Kalamazoo Resources has kicked off an 1100m reverse-circulation (RC) drilling program at the Styx and Charon prospects within its Ashburton gold project in Western Australia’s Pilbara region to test for shallow oxide gold mineralisation.
At Styx, the company has designed two respective lines of four and five RC drillholes to test for the mineralisation associated with the shallow extents of a gently-dipping 20m-to-30m coarse sandstone unit that shows well-developed pyrite mineralisation in outcrop linked to subvertical faulting.
At Charon, two fences 80m apart, made up of two drillholes each, have been designed to test a steeply-dipping and deeply-weathered fault that hosts a soil gold geochemical anomaly. The prospect has not previously been drilled, so the program is designed to test both the anomalism associated with the fault, in addition to the thick prospective coarse conglomerate and sandstone units in the footwall of the fault.
The Styx and Charon prospects are about 6km south-east of the company’s Mt Olympus gold resource that is estimated at 12 million tonnes at 2 grams per tonne gold for 1.07 million ounces. It is associated with an area of anomalous soil geochemistry where thick widths of pyrite mineralisation outcrop in coarse “porous” sandstones, with rock-chip samples returning assays of more than 1g/t gold.
Kalamazoo has also received the results of a recent gradient array induced- polarisation (GAIP), in addition to the results of follow-up pole-dipole IP surveys at the Mt Olympus and West Olympus prospects, with five significant chargeability anomalies identified.
Four of the anomalies lie within the footprint of the Mt Olympus deposit and all of them correlate with gold mineralisation in surface rock chip samples. Drill planning is currently underway to test the most prospective anomalies.
The Mount Olympus Gold Mine is 60km south-east of the iron ore mining town of Paraburdoo. Five deposits were discovered in the area by Sipa Resources in 1996 and were progressively developed from 1998 to 2004 into five open pits – Mount Olympus, West Olympus, Zeus, Peake and Waugh.
The deposits produced 340,000 ounces of gold from 3.2 million tonnes of ore averaging 3.3g/t. The plant was sold in 2006 and the site was largely rehabilitated.
Estimated reserves as of 2003 were for 50,000 ounces of gold and resources amounted to 92,000 ounces of gold from mainly oxide and transitional material via pit cutbacks that graded about 2.4g/t. In 2011, Northern Star Resources, which owned the Paulsen gold mine in the region, bought the mine site from Sipa. By 2013, the project was on care and maintenance. The site comprises several small deep open pits scattered across rugged terrane stretching across 5km.
Mt Olympus now forms part of Kalamazoo’s 1.07-million-ounce Ashburton gold project it acquired after it was divested by Northern Star.
Kalamazoo revealed last year that tests on its Mt Olympus ore resulted in gold recoveries of up to 94 per cent and it has substantially de-risked the potential development of the Ashburton project through its initial metallurgical testwork. It has also identified several new prospective targets in the immediate vicinity, in addition to other new targets and prospects across its Ashburton project.

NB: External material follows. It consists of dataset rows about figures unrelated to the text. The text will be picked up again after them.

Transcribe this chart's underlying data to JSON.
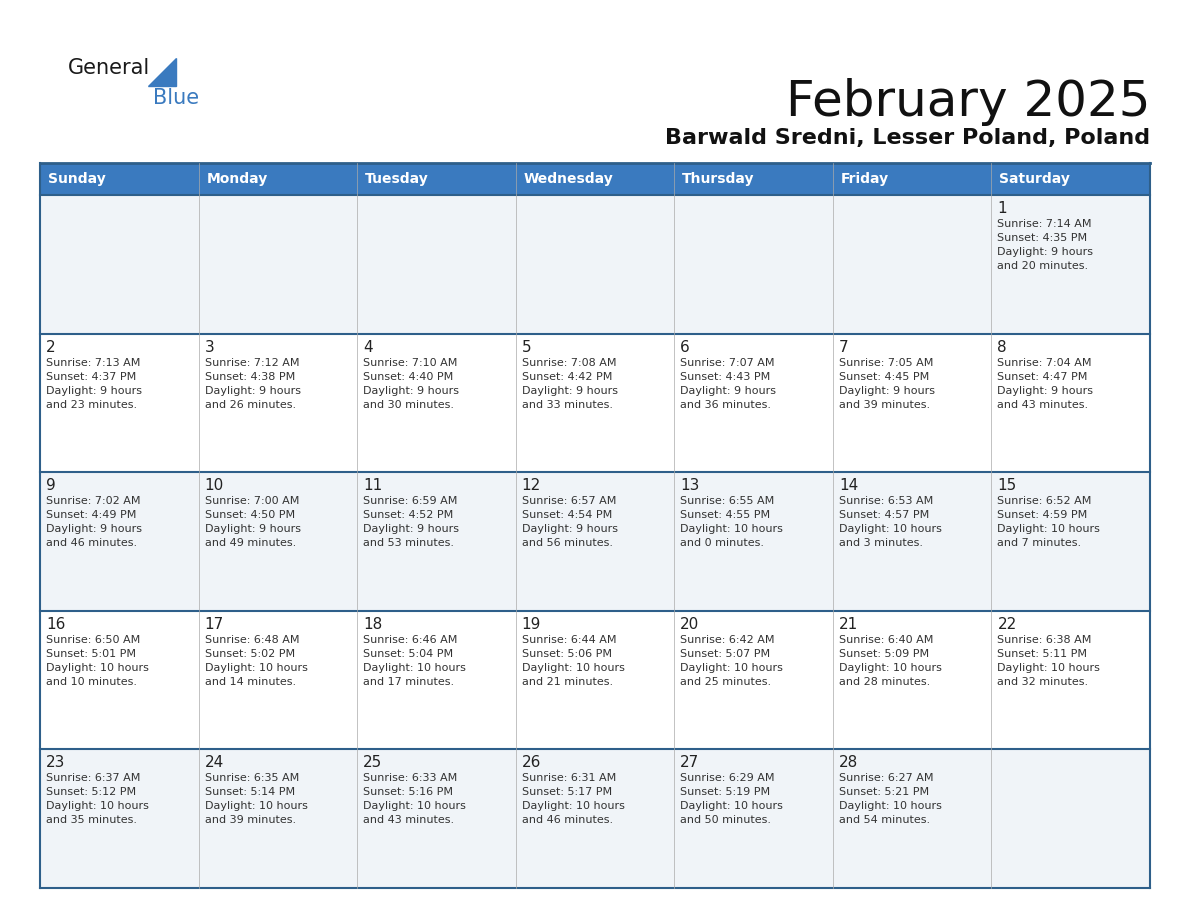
{
  "title": "February 2025",
  "subtitle": "Barwald Sredni, Lesser Poland, Poland",
  "header_bg": "#3a7abf",
  "header_text": "#ffffff",
  "border_color": "#2e5f8a",
  "day_names": [
    "Sunday",
    "Monday",
    "Tuesday",
    "Wednesday",
    "Thursday",
    "Friday",
    "Saturday"
  ],
  "row_bg": [
    "#f0f4f8",
    "#ffffff",
    "#f0f4f8",
    "#ffffff",
    "#f0f4f8"
  ],
  "weeks": [
    [
      {
        "day": null,
        "info": null
      },
      {
        "day": null,
        "info": null
      },
      {
        "day": null,
        "info": null
      },
      {
        "day": null,
        "info": null
      },
      {
        "day": null,
        "info": null
      },
      {
        "day": null,
        "info": null
      },
      {
        "day": 1,
        "info": "Sunrise: 7:14 AM\nSunset: 4:35 PM\nDaylight: 9 hours\nand 20 minutes."
      }
    ],
    [
      {
        "day": 2,
        "info": "Sunrise: 7:13 AM\nSunset: 4:37 PM\nDaylight: 9 hours\nand 23 minutes."
      },
      {
        "day": 3,
        "info": "Sunrise: 7:12 AM\nSunset: 4:38 PM\nDaylight: 9 hours\nand 26 minutes."
      },
      {
        "day": 4,
        "info": "Sunrise: 7:10 AM\nSunset: 4:40 PM\nDaylight: 9 hours\nand 30 minutes."
      },
      {
        "day": 5,
        "info": "Sunrise: 7:08 AM\nSunset: 4:42 PM\nDaylight: 9 hours\nand 33 minutes."
      },
      {
        "day": 6,
        "info": "Sunrise: 7:07 AM\nSunset: 4:43 PM\nDaylight: 9 hours\nand 36 minutes."
      },
      {
        "day": 7,
        "info": "Sunrise: 7:05 AM\nSunset: 4:45 PM\nDaylight: 9 hours\nand 39 minutes."
      },
      {
        "day": 8,
        "info": "Sunrise: 7:04 AM\nSunset: 4:47 PM\nDaylight: 9 hours\nand 43 minutes."
      }
    ],
    [
      {
        "day": 9,
        "info": "Sunrise: 7:02 AM\nSunset: 4:49 PM\nDaylight: 9 hours\nand 46 minutes."
      },
      {
        "day": 10,
        "info": "Sunrise: 7:00 AM\nSunset: 4:50 PM\nDaylight: 9 hours\nand 49 minutes."
      },
      {
        "day": 11,
        "info": "Sunrise: 6:59 AM\nSunset: 4:52 PM\nDaylight: 9 hours\nand 53 minutes."
      },
      {
        "day": 12,
        "info": "Sunrise: 6:57 AM\nSunset: 4:54 PM\nDaylight: 9 hours\nand 56 minutes."
      },
      {
        "day": 13,
        "info": "Sunrise: 6:55 AM\nSunset: 4:55 PM\nDaylight: 10 hours\nand 0 minutes."
      },
      {
        "day": 14,
        "info": "Sunrise: 6:53 AM\nSunset: 4:57 PM\nDaylight: 10 hours\nand 3 minutes."
      },
      {
        "day": 15,
        "info": "Sunrise: 6:52 AM\nSunset: 4:59 PM\nDaylight: 10 hours\nand 7 minutes."
      }
    ],
    [
      {
        "day": 16,
        "info": "Sunrise: 6:50 AM\nSunset: 5:01 PM\nDaylight: 10 hours\nand 10 minutes."
      },
      {
        "day": 17,
        "info": "Sunrise: 6:48 AM\nSunset: 5:02 PM\nDaylight: 10 hours\nand 14 minutes."
      },
      {
        "day": 18,
        "info": "Sunrise: 6:46 AM\nSunset: 5:04 PM\nDaylight: 10 hours\nand 17 minutes."
      },
      {
        "day": 19,
        "info": "Sunrise: 6:44 AM\nSunset: 5:06 PM\nDaylight: 10 hours\nand 21 minutes."
      },
      {
        "day": 20,
        "info": "Sunrise: 6:42 AM\nSunset: 5:07 PM\nDaylight: 10 hours\nand 25 minutes."
      },
      {
        "day": 21,
        "info": "Sunrise: 6:40 AM\nSunset: 5:09 PM\nDaylight: 10 hours\nand 28 minutes."
      },
      {
        "day": 22,
        "info": "Sunrise: 6:38 AM\nSunset: 5:11 PM\nDaylight: 10 hours\nand 32 minutes."
      }
    ],
    [
      {
        "day": 23,
        "info": "Sunrise: 6:37 AM\nSunset: 5:12 PM\nDaylight: 10 hours\nand 35 minutes."
      },
      {
        "day": 24,
        "info": "Sunrise: 6:35 AM\nSunset: 5:14 PM\nDaylight: 10 hours\nand 39 minutes."
      },
      {
        "day": 25,
        "info": "Sunrise: 6:33 AM\nSunset: 5:16 PM\nDaylight: 10 hours\nand 43 minutes."
      },
      {
        "day": 26,
        "info": "Sunrise: 6:31 AM\nSunset: 5:17 PM\nDaylight: 10 hours\nand 46 minutes."
      },
      {
        "day": 27,
        "info": "Sunrise: 6:29 AM\nSunset: 5:19 PM\nDaylight: 10 hours\nand 50 minutes."
      },
      {
        "day": 28,
        "info": "Sunrise: 6:27 AM\nSunset: 5:21 PM\nDaylight: 10 hours\nand 54 minutes."
      },
      {
        "day": null,
        "info": null
      }
    ]
  ]
}
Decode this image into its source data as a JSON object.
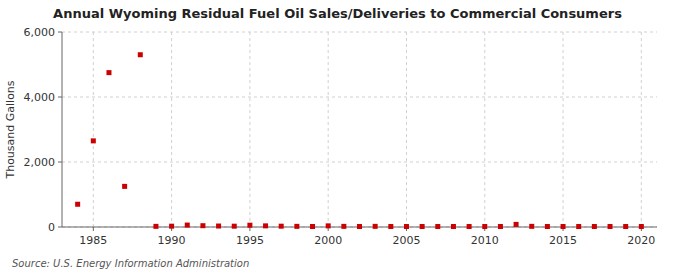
{
  "chart_data": {
    "type": "scatter",
    "title": "Annual Wyoming Residual Fuel Oil Sales/Deliveries to Commercial Consumers",
    "ylabel": "Thousand Gallons",
    "annotations": [
      "Source: U.S. Energy Information Administration"
    ],
    "color": "#cc0000",
    "marker": "square",
    "grid": true,
    "xlim": [
      1983,
      2021
    ],
    "xticks": [
      1985,
      1990,
      1995,
      2000,
      2005,
      2010,
      2015,
      2020
    ],
    "ylim": [
      0,
      6000
    ],
    "yticks": [
      0,
      {
        "value": 2000,
        "label": "2,000"
      },
      {
        "value": 4000,
        "label": "4,000"
      },
      {
        "value": 6000,
        "label": "6,000"
      }
    ],
    "x": [
      1984,
      1985,
      1986,
      1987,
      1988,
      1989,
      1990,
      1991,
      1992,
      1993,
      1994,
      1995,
      1996,
      1997,
      1998,
      1999,
      2000,
      2001,
      2002,
      2003,
      2004,
      2005,
      2006,
      2007,
      2008,
      2009,
      2010,
      2011,
      2012,
      2013,
      2014,
      2015,
      2016,
      2017,
      2018,
      2019,
      2020
    ],
    "values": [
      700,
      2650,
      4750,
      1250,
      5300,
      20,
      25,
      60,
      40,
      30,
      25,
      55,
      35,
      25,
      20,
      15,
      35,
      20,
      15,
      20,
      15,
      15,
      15,
      15,
      15,
      15,
      15,
      15,
      80,
      20,
      15,
      15,
      15,
      15,
      15,
      15,
      15
    ]
  }
}
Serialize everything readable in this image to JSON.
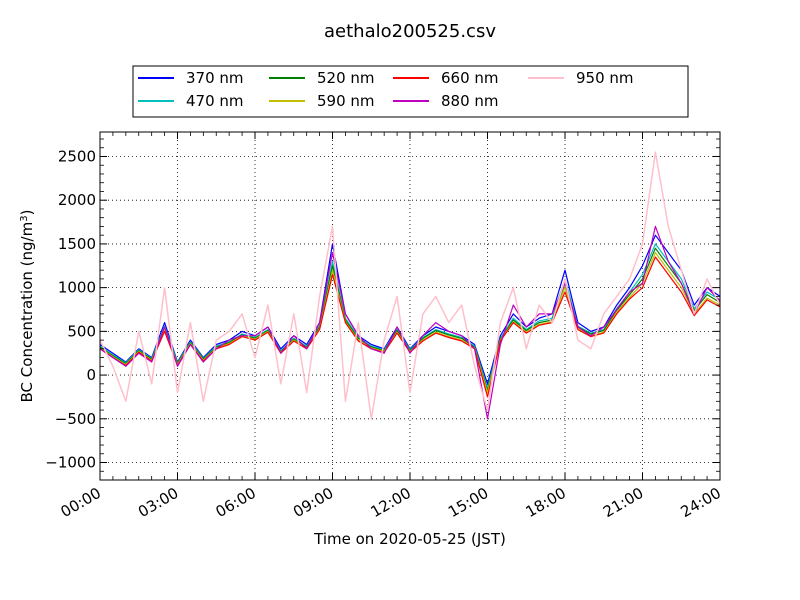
{
  "chart_data": {
    "type": "line",
    "title": "aethalo200525.csv",
    "xlabel": "Time on 2020-05-25 (JST)",
    "ylabel": "BC Concentration (ng/m",
    "ylabel_sup": "3",
    "ylabel_end": ")",
    "x_unit": "hours since 2020-05-25 00:00 JST",
    "xlim": [
      0,
      24
    ],
    "ylim": [
      -1200,
      2780
    ],
    "x_ticks": [
      0,
      3,
      6,
      9,
      12,
      15,
      18,
      21,
      24
    ],
    "x_tick_labels": [
      "00:00",
      "03:00",
      "06:00",
      "09:00",
      "12:00",
      "15:00",
      "18:00",
      "21:00",
      "24:00"
    ],
    "y_ticks": [
      -1000,
      -500,
      0,
      500,
      1000,
      1500,
      2000,
      2500
    ],
    "y_tick_labels": [
      "−1000",
      "−500",
      "0",
      "500",
      "1000",
      "1500",
      "2000",
      "2500"
    ],
    "grid": true,
    "legend_placement": "top-center, above plot, 4 columns",
    "x": [
      0,
      0.5,
      1,
      1.5,
      2,
      2.5,
      3,
      3.5,
      4,
      4.5,
      5,
      5.5,
      6,
      6.5,
      7,
      7.5,
      8,
      8.5,
      9,
      9.5,
      10,
      10.5,
      11,
      11.5,
      12,
      12.5,
      13,
      13.5,
      14,
      14.5,
      15,
      15.5,
      16,
      16.5,
      17,
      17.5,
      18,
      18.5,
      19,
      19.5,
      20,
      20.5,
      21,
      21.5,
      22,
      22.5,
      23,
      23.5,
      24
    ],
    "series": [
      {
        "name": "370 nm",
        "color": "#0000ff",
        "values": [
          350,
          250,
          150,
          300,
          200,
          600,
          150,
          400,
          200,
          350,
          400,
          500,
          450,
          550,
          300,
          450,
          350,
          600,
          1500,
          700,
          450,
          350,
          300,
          550,
          300,
          450,
          550,
          500,
          450,
          350,
          -100,
          450,
          700,
          550,
          650,
          700,
          1200,
          600,
          500,
          550,
          800,
          1000,
          1250,
          1600,
          1400,
          1200,
          800,
          1000,
          900
        ]
      },
      {
        "name": "470 nm",
        "color": "#00bfbf",
        "values": [
          330,
          230,
          140,
          290,
          190,
          560,
          140,
          380,
          190,
          330,
          380,
          470,
          430,
          520,
          280,
          420,
          330,
          560,
          1300,
          650,
          430,
          330,
          290,
          520,
          290,
          430,
          520,
          470,
          430,
          330,
          -150,
          420,
          650,
          520,
          620,
          650,
          1100,
          560,
          480,
          520,
          760,
          950,
          1150,
          1500,
          1300,
          1100,
          760,
          950,
          860
        ]
      },
      {
        "name": "520 nm",
        "color": "#008000",
        "values": [
          320,
          220,
          130,
          280,
          180,
          540,
          130,
          370,
          180,
          320,
          370,
          460,
          420,
          510,
          270,
          410,
          320,
          550,
          1250,
          630,
          420,
          320,
          280,
          510,
          280,
          420,
          510,
          460,
          420,
          320,
          -180,
          410,
          630,
          510,
          600,
          630,
          1050,
          550,
          470,
          510,
          740,
          920,
          1100,
          1450,
          1250,
          1050,
          740,
          920,
          830
        ]
      },
      {
        "name": "590 nm",
        "color": "#bfbf00",
        "values": [
          310,
          210,
          120,
          270,
          170,
          520,
          120,
          360,
          170,
          310,
          360,
          450,
          410,
          500,
          260,
          400,
          310,
          530,
          1200,
          610,
          400,
          310,
          270,
          490,
          270,
          400,
          490,
          440,
          400,
          310,
          -200,
          400,
          610,
          490,
          580,
          610,
          1000,
          530,
          450,
          490,
          720,
          890,
          1050,
          1400,
          1200,
          1000,
          700,
          880,
          800
        ]
      },
      {
        "name": "660 nm",
        "color": "#ff0000",
        "values": [
          300,
          200,
          110,
          260,
          160,
          500,
          110,
          350,
          160,
          300,
          350,
          440,
          400,
          490,
          250,
          390,
          300,
          520,
          1150,
          600,
          390,
          300,
          260,
          480,
          260,
          390,
          480,
          430,
          390,
          300,
          -250,
          390,
          600,
          480,
          570,
          600,
          950,
          520,
          440,
          480,
          700,
          870,
          1000,
          1350,
          1150,
          950,
          680,
          860,
          780
        ]
      },
      {
        "name": "880 nm",
        "color": "#bf00bf",
        "values": [
          300,
          200,
          100,
          250,
          150,
          550,
          100,
          350,
          150,
          300,
          400,
          450,
          450,
          550,
          250,
          450,
          300,
          600,
          1400,
          700,
          450,
          300,
          250,
          550,
          250,
          450,
          600,
          500,
          450,
          300,
          -500,
          350,
          800,
          550,
          700,
          700,
          1050,
          550,
          450,
          550,
          750,
          950,
          1050,
          1700,
          1300,
          1050,
          700,
          1000,
          850
        ]
      },
      {
        "name": "950 nm",
        "color": "#ffc0cb",
        "values": [
          400,
          100,
          -300,
          500,
          -100,
          1000,
          -200,
          600,
          -300,
          400,
          500,
          700,
          200,
          800,
          -100,
          700,
          -200,
          900,
          1700,
          -300,
          600,
          -500,
          400,
          900,
          -200,
          700,
          900,
          600,
          800,
          100,
          -400,
          600,
          1000,
          300,
          800,
          600,
          1100,
          400,
          300,
          700,
          900,
          1100,
          1500,
          2550,
          1700,
          1200,
          700,
          1100,
          800
        ]
      }
    ]
  }
}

Drill design planning is underway in order to test the most prospective of the latest targets with the objective of increasing the Mt Olympus deposit estimates and to discover new sources of oxide and sulphide resources across the project tenements.
The company says its upcoming work will include field reconnaissance, geological mapping and interpretation, target modelling and ranking and the generation of new drill targets. It will also feature surface geochemical programs including soil and rock-chip sampling.
Kalamazoo translates as “a place where the water boils” in the context of turbulence on the bend of a river. Styx means both goddess and river of the underworld and Charon is the ferryman.
It leads one to wonder whether the company can get its mine boiling near the banks of one beautiful Pilbara tributary bearing the same name as its Ashburton project.